Within both a global and digitised landscape, the process of implementing adequate competition laws that address technological capabilities remains a challenge. The rise of global companies, in turn, inevitably involves multiple competition enforcement authorities that need to work in tandem in order to set a uniform standard for business to take place seamlessly from market to market. As evidenced by last year’s merger of US-based ride-hailing company Uber and Singapore-based Grab, the region recently confronted the issue of a tech monopoly on its shores, gesturing towards the growing power of cross-border mergers and acquisitions in the tech sector.
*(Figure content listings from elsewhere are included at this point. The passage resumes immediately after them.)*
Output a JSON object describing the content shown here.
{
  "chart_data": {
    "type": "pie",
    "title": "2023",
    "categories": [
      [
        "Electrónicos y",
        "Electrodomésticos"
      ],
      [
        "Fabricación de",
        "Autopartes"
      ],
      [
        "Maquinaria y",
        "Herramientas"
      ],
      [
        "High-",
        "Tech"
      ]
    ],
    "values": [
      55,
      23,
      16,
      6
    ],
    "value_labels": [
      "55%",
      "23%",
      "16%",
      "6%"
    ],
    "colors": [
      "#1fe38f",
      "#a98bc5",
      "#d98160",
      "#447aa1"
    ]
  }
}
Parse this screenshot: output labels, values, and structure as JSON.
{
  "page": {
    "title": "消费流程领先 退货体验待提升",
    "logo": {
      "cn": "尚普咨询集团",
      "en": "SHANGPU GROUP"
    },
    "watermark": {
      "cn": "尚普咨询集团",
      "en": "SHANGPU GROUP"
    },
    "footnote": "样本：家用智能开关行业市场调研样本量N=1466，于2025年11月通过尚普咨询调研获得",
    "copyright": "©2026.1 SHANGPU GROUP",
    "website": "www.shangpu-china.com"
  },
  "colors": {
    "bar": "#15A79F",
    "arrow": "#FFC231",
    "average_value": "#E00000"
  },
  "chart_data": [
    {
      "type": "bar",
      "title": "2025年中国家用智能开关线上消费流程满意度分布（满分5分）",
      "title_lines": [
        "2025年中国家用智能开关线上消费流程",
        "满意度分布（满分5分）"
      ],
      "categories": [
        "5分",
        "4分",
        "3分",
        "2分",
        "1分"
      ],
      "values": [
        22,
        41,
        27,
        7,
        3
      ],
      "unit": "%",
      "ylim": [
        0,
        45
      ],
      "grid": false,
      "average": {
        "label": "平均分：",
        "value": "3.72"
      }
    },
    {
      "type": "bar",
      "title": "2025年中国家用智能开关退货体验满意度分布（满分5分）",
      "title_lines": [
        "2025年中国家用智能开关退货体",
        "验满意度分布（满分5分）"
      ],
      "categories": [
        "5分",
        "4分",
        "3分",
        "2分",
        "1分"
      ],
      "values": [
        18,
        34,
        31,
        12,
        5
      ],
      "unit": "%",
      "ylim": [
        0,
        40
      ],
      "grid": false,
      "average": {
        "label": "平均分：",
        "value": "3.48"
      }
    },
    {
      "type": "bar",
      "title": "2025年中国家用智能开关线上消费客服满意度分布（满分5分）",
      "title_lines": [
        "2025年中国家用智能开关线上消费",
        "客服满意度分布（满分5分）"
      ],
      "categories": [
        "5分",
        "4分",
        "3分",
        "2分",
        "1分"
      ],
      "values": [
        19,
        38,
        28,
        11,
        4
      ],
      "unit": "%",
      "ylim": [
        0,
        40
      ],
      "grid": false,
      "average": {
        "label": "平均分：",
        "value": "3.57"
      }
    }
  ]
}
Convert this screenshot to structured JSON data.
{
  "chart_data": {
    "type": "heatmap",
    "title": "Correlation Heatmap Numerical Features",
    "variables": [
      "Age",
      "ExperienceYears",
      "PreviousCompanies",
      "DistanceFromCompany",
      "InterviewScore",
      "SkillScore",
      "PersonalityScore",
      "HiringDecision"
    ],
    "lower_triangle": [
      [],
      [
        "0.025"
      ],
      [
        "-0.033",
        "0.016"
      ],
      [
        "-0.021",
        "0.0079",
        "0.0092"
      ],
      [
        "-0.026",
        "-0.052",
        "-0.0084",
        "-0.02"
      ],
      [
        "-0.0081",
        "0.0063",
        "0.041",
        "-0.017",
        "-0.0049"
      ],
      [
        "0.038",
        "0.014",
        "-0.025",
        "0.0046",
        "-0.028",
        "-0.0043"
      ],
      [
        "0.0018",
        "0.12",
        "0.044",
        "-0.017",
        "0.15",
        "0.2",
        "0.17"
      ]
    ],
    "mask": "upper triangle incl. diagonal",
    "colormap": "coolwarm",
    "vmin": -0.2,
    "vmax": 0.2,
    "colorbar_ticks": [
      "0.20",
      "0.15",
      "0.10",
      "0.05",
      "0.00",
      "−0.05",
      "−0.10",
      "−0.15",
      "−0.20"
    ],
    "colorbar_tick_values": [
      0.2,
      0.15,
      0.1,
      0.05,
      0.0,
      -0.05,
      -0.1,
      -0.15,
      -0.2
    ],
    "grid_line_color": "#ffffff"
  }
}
However, a different narrative is unfolding in the realm of financial services. The Bank for International Settlements (BIS) cited in a recent report that the entrance of BigTech firms, be it China’s Ant Financial or the payments services of ride-hailing firms Go-Jek and Grab, does inject a healthy dose of competition. With data being the driving engine of their services, these firms benefit from a greater “information advantage in credit assessments” when compared to their counterparts, enabling them to focus on populations commonly underserved by traditional financial service providers.

Indeed, as the Monetary Authority of Singapore (MAS) races head-to-head with Hong Kong in its potential consideration of virtual banking licences, we may see BigTech firms in Singapore beginning to offer more financial services. With the support of Japan’s Credit Saison Co Ltd., Grab already offers loans in the Southeast Asian market, and is said to be exploring a Singapore virtual banking licence.

By delivering on the promises of greater inclusion or even accelerating the pace of digital transformation on a national level, these BigTech firms certainly pose great benefits to emerging markets. However, competition notwithstanding, these companies could potentially add fuel to the fires of systemic risk in the financial sector, should inadequate cybersecurity or data protection measures be in place. As the developments continue, there is undoubtedly a need for an overhaul in financial regulatory frameworks that better address the emergence of fintech solutions aimed at everyday consumers.

Though the fintech firms and regulators in Southeast Asia have largely cooperated with one another for the most part, it is only with time and time again that the broader, delicate relationship between regulations and commerce have influenced one another. Hanging by a fine thread, this bond determines their successes as much as their conception and potential failure. With the rise of technological innovations that broach the frontiers of a truly borderless world, determined more so by communications and transactions settled over the internet rather than trade laws drawn up by political bodies, it is clear that legislators need to be agile and adaptable to the changes to come.

As corporations engage with markets outside of their own, legislators and industry leaders need to work together to ensure that the benefits of innovation do not come at the cost of fairness, choice, and privacy. Through global engagement, legislators can observe tried-and-tested best practises in the hopes of setting a global standard for companies and consumers to thrive in a borderless world.

Max Kantelia is Co-Founder at Zilliqa, a blockchain platform built for secure, scalable applications across a variety of industries. He has over 25 years’ experience setting up technology product and services companies in Europe, the US and Asia for the financial services industry. Max is also CEO and Co-Founder at Anquan Capital, the company that launched Zilliqa.